There is a Carlsberg brewing museum in the city.

One of the museum's attractions is a collection of 20.000 unopened beer bottles donated to the museum by Leif Sonne, who has been collecting bottles since 1968. When his collection no longer fit in his home, he decided to donate the collection.

The city hosts a historic car Grand Prix, during which old racing cars are presented and their races are organized.
The mermaid statue in Copenhagen has not had an easy life. She was repeatedly covered with graffiti, lost an arm and her head twice, was blown up, and had a sex toy attached to her body.

She even fell victim to censorship when one of the MPs posted her photo on Facebook, but it was censored and taken down for showing nudity. Only after the surprised MP warned that the blockade was completely absurd did Facebook moderators apologize and post the photo on the social networking site.

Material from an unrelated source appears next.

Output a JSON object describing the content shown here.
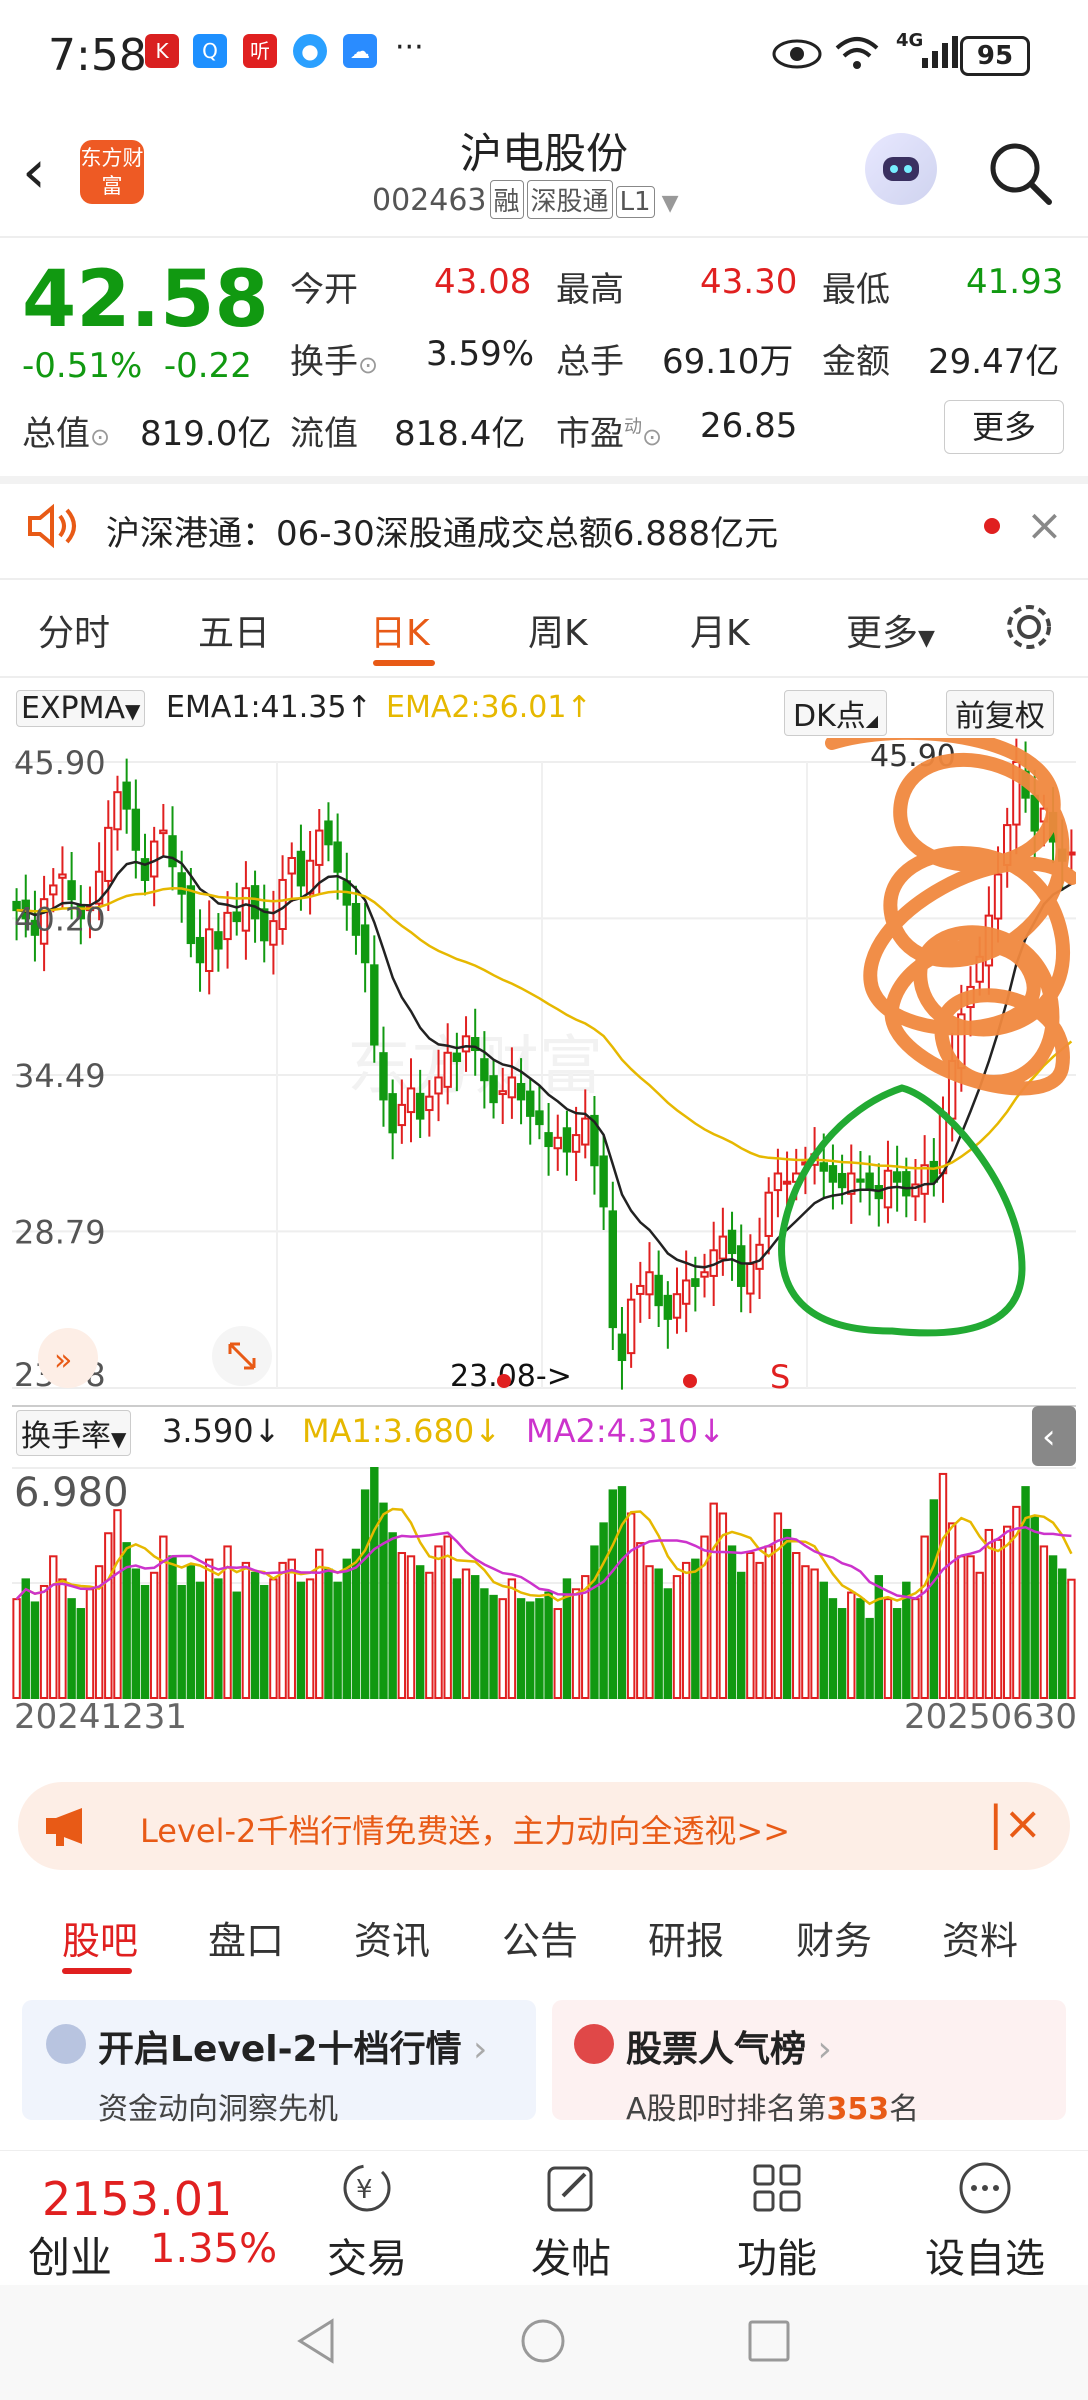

The city is home to the largest aquarium in northern Europe. 20.000 fish are swimming in over 7 million liters of water.

The first city aquarium was established in 1939, but it was much smaller, so a new one was built and all the specimens were moved there in 2013.

Hans Christian Andersen rests in the Assistens Kirkegård cemetery in Copenhagen.
Copenhagen has 5 partner cities: Paris, Prague, Reykjavík, Berlin and Marseille.
In 2020, the world's first Museum of Happiness opened in Copenhagen.

In 8 exhibition halls, visitors can learn about the idea of happiness and how it was perceived in the past. Museum director Meik Wiking says about the new facility as follows: "We hope that our guests will leave the museum a little wiser, happier, and a little more motivated to change the world for the better."